By the time Oprah had finished her sentence, almost the entire audience of gay body builders and bleach white haired lesbians were standing up screaming and applauding hysterically.  It was total pandemonium, and one of the most electric things I had ever seen.

Part of the reason the reaction was so enthusiastic was that Oprah seldom gave political opinions in those days, so to hear the World’s most influential woman give one that was so succinct, loud, powerful and graphic, and on behalf of an oppressed minority other than her own, just brought the house down.  In that moment, my homophobia was cured.

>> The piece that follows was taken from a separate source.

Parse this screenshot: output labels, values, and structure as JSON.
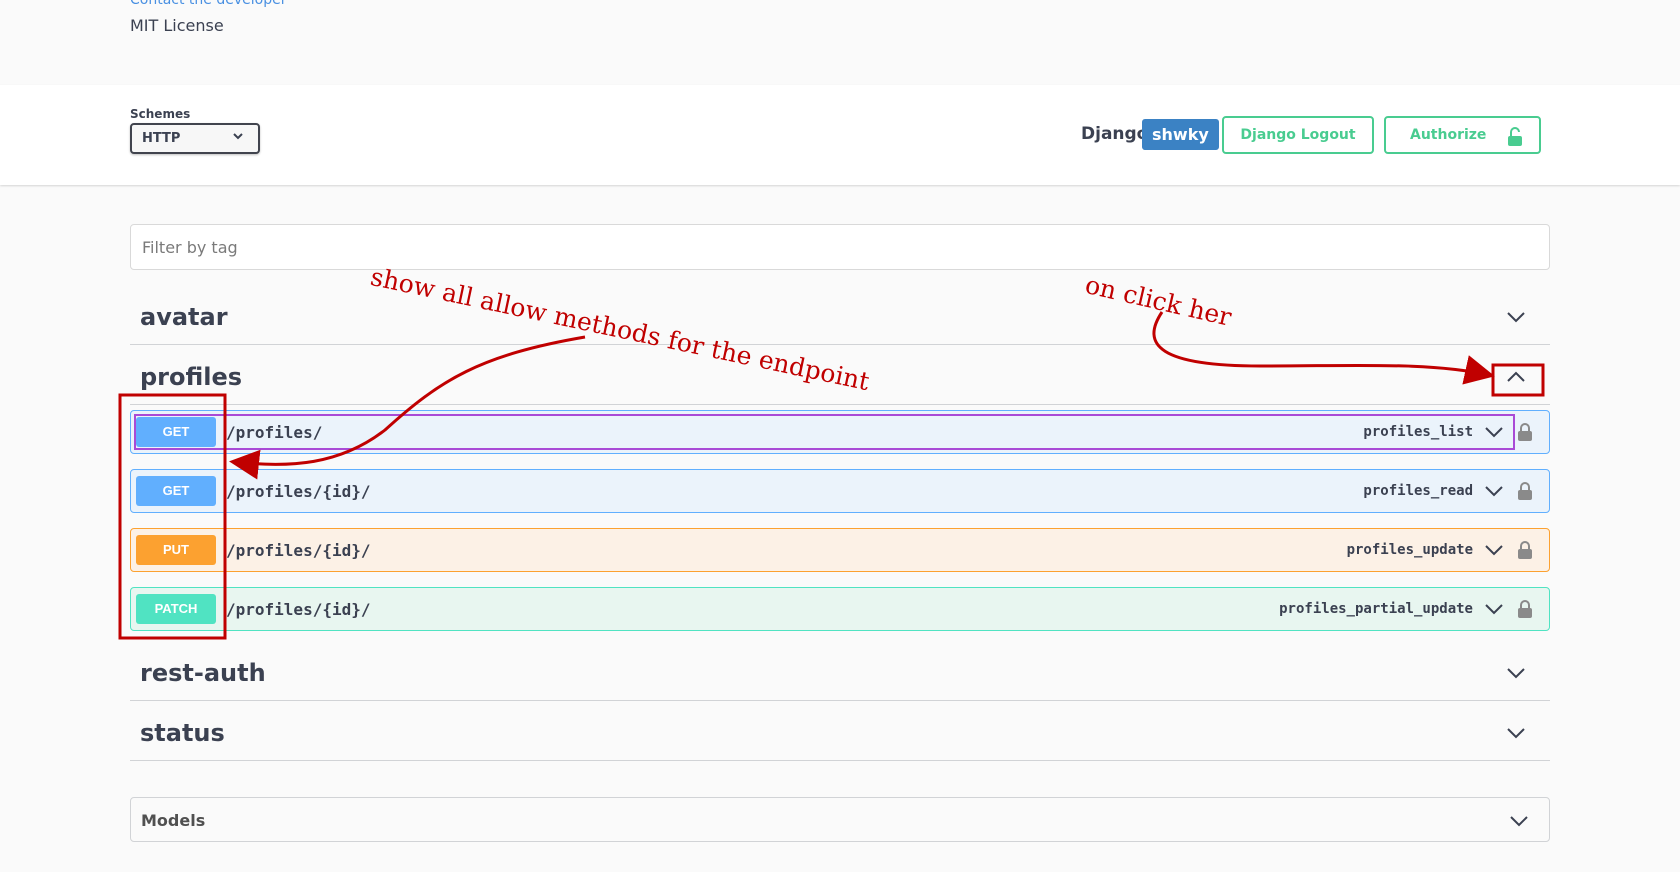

Later in the show, a black woman stood up and said “I just want to say homosexuality is wrong because God made Adam and Eve, not Adam and Steve”

Emboldened by the pro-gay audience, Oprah cut her off dismissively: “Okay I hear what you’re saying, but I have to move on.”

Unfortunately the nerdy homophobic conservative was not happy with the direction the show had taken and wanted to knock Oprah off her high horse, and sensed his opportunity:

“Oprah who among us, who have been raised by a mother and a father, woud trade that for being raised by two men?”

“But isn’t a child better off there than in a home where there’s abuse?” Oprah replied.

“Oprah, you can’t compare a worst case scenario.  Isn’t a child better off there than in a burning building?  You could come up with a hundred scenarios. Oprah don’t be absurd!”

Rather than trying to defend an awkward argument, Oprah had the cognitive adaptability to shift gears completely, by saying “I wasn’t trying to absurd, sir”

The tone in her voice made it clear that he had crossed the line, and the nerd walked it back by saying “well, that’s just the way it seemed to me”

Big brained Oprah then cleverly used her power which he did not have, by cutting to commercial break.  Intelligence is the cognitive ability to adapt any situation you’re in to your advantage, but part of adapting to a situation is having the lateral quick thinking and executive brain functioning to change the situation into a more favorable one, rather than perseverating on the one you’re in.